Ulama BASSRA menilai rencana industrialisasi di Madura sebaiknya ditunda hingga Madura resmi menjadi provinsi berdiri sendiri.
Dengan status tersebut, Madura dinilai memiliki kewenangan yang lebih besar untuk mengatur dan mengawasi tata ruang wilayah secara mandiri.
Sikap BASSRA tersebut sejalan dengan pendapat Aliansi Ulama Madura (AUMA).
AUMA mengingatkan kembali pengalaman ketika Presiden RI ke-3, B.J. Habibie, mengundang sejumlah kiai sepuh Madura untuk melakukan studi banding ke kawasan industri Batam.
Dalam kunjungan tersebut, para ulama disebut menemukan kondisi yang memprihatinkan karena masyarakat lokal dinilai justru tersisihkan dan hanya menjadi penonton di tanah kelahiran mereka sendiri.
Tokoh kharismatik Madura, KH. R. Ali Badri Zaini, turut menyampaikan kekhawatiran terhadap dampak sosial dan budaya yang berpotensi muncul akibat industrialisasi.
Ia menyoroti persoalan di sejumlah kawasan industri, seperti Rempang, Morowali, Kolaka, hingga PIK 2, yang menurutnya juga menghadapi persoalan sosial serta ancaman peredaran narkoba dan pergeseran nilai budaya.
“Madura masih memiliki agenda besar terkait pembentukan Provinsi Madura yang saat ini sedang berproses,” tegas KH. R. Ali Badri Zaini.
BASSRA menilai rencana industrialisasi saat ini bertolak belakang dengan slogan yang selama ini diusung.
“Jangan membangun di Madura, tapi bangunlah Madura.”

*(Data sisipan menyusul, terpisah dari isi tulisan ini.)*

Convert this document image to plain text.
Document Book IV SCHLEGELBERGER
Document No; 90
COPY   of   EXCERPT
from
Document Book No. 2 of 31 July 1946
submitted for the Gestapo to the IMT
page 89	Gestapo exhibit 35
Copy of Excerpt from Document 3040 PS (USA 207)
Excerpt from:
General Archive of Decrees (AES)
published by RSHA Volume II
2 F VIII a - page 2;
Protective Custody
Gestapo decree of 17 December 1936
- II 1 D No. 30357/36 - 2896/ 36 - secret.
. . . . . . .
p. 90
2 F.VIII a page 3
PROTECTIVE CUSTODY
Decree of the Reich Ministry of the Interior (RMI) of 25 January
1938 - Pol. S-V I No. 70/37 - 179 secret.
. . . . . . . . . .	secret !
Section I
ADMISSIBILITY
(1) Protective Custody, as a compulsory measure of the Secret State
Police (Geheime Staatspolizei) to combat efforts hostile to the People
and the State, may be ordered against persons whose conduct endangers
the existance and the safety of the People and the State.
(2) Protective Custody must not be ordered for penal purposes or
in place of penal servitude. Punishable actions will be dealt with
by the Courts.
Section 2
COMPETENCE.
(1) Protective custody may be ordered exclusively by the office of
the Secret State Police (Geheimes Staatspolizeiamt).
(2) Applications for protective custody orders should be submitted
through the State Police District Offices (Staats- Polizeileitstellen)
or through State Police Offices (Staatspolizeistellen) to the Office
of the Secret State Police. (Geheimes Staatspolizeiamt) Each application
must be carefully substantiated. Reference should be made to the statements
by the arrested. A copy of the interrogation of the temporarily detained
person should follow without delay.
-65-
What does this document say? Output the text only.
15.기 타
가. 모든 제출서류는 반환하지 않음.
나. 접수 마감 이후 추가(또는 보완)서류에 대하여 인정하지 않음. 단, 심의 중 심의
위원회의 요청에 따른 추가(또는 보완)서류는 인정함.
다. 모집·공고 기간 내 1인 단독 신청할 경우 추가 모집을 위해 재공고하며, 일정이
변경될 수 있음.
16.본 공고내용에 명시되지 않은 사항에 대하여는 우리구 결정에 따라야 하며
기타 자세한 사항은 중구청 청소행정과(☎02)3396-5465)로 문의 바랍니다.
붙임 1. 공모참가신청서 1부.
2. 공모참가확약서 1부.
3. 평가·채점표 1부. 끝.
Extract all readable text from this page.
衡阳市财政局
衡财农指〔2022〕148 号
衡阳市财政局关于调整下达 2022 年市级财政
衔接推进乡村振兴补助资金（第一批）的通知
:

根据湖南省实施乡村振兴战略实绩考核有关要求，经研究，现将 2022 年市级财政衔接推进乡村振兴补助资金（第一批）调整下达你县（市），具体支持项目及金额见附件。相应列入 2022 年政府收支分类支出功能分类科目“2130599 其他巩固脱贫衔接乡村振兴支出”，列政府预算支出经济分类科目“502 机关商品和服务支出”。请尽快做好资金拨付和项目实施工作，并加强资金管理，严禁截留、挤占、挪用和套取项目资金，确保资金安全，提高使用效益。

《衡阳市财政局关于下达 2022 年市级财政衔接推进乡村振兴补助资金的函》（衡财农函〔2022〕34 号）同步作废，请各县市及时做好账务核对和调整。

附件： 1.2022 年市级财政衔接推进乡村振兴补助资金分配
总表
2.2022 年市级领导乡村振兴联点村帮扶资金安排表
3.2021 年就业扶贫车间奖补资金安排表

Selain itu, pengembangan kawasan Madura dinilai harus berpegang pada empat prinsip dasar, yakni Manusiawi, Indonesia, Madurawi, dan Islami.
Dengan pertimbangan tersebut, BASSRA bersama para ulama dan habaib se-Madura meminta agar rencana industrialisasi di Bangkalan ditunda sampai agenda pembentukan Provinsi Madura memiliki kejelasan.
'Menurut saya, sikap BASSRA dan para ulama ini patut dihargai sebagai bentuk kepedulian terhadap masa depan Madura. Pembangunan memang penting, tetapi pembangunan seharusnya tidak hanya mengejar pertumbuhan ekonomi, melainkan juga memastikan masyarakat lokal menjadi pelaku utama dan mendapatkan manfaat yang adil," komentar salah satu netizen warga Madura
Warga lain berucap, "Jika industrialisasi memang akan dilakukan, semoga sejak awal disiapkan konsep yang benar-benar melibatkan masyarakat Madura: lapangan kerja, pendidikan dan keterampilan, perlindungan lingkungan, UMKM, serta penjagaan budaya dan nilai-nilai sosial".
Menunda bukan berarti menolak kemajuan. Bisa jadi ini adalah kesempatan untuk menata terlebih dahulu agar pembangunan Madura ke depan lebih terarah, adil, berkelanjutan, dan berpihak kepada masyarakat lokal.
Semoga perbedaan pandangan mengenai industrialisasi tidak menjadi pertentangan, tetapi menjadi ruang dialog antara ulama, masyarakat, pemerintah, akademisi, dan dunia usaha.
Madura maju, masyarakatnya sejahtera, budayanya tetap terjaga, dan pembangunan benar-benar membawa manfaat bagi anak cucu Madura.